Understand the Problem

Own the problem, not the product. Find the right problem to solve that will meet the needs of the users. This involves going where the user is and understanding the complexities of the community.

Understand stakeholders

Create the list of stakeholders, and communicate goals, roadmap, and deliverables with them. Consider a model like RACI to determine who is responsible, accountable, consulted, and/or informed.

Discover and question

Never skip the discovery sprint. Spend time before building a new feature or a new product to understand the problem, the stakeholders, the users, the community, the impact on society, and build a better understanding of what should be built.

Prioritize content strategy

The words and content on the page is the best way to build trust with the users. Prioritize how content is communicated, especially when things go wrong. Guide users through using the product.

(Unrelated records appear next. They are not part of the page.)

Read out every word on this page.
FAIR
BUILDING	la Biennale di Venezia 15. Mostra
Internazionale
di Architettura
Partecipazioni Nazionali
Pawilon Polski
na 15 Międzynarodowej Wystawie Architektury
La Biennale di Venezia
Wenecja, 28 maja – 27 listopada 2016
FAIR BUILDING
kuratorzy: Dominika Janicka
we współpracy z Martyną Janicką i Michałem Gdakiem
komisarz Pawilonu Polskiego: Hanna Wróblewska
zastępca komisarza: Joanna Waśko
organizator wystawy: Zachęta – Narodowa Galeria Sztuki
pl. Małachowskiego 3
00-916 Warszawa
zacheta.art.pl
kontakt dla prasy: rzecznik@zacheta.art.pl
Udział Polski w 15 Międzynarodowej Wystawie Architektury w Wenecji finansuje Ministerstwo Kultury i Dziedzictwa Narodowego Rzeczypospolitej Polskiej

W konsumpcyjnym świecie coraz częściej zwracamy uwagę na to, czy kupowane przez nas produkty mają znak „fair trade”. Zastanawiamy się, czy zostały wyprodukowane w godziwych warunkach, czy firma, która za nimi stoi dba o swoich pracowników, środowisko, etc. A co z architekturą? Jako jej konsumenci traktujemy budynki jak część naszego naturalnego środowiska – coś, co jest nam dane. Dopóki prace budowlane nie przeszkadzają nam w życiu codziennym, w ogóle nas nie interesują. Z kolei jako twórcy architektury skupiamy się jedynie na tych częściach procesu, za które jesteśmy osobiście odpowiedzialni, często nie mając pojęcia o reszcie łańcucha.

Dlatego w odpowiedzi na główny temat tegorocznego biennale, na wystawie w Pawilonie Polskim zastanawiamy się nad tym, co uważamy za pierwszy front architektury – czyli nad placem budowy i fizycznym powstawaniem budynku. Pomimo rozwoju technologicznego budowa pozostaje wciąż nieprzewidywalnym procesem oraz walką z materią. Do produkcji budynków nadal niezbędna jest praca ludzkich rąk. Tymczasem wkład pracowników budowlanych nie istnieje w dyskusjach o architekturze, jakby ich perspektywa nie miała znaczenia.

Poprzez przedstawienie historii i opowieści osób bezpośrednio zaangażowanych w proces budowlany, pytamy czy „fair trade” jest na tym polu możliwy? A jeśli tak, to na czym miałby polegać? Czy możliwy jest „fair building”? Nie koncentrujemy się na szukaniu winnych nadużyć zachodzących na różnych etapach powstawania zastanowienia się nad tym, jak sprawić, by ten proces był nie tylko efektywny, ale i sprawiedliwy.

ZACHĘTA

Design, build, and iterate. 

Work closely with design and engineering teams to build and ship features that solve real problems for users. At each step of the way, consider user needs as well as short and long term impacts on society. Continue to iterate in short sprint cycles of designing, building, and user experience testing. Repeat.

Measure the right thing. Be careful of vanity metrics like number of users, how many users per day, number of clicks, etc. Determine metrics that help understand the users and the community.

Continue to optimize and maintain. Shipping is fun. Optimizing and maintaining is not as glamorous. Continue to understand what users need and if the product solves the problem. Have a team ready when the system fails or the product does not meet the needs of the people.

Build Multidisciplinary Teams.

Teams should be multidisciplinary, with members bringing a diverse set of perspectives and skills. This means taking steps to include: people with varied functional expertise, cross-agency teams, contractors and government employees alike, and members of affected communities.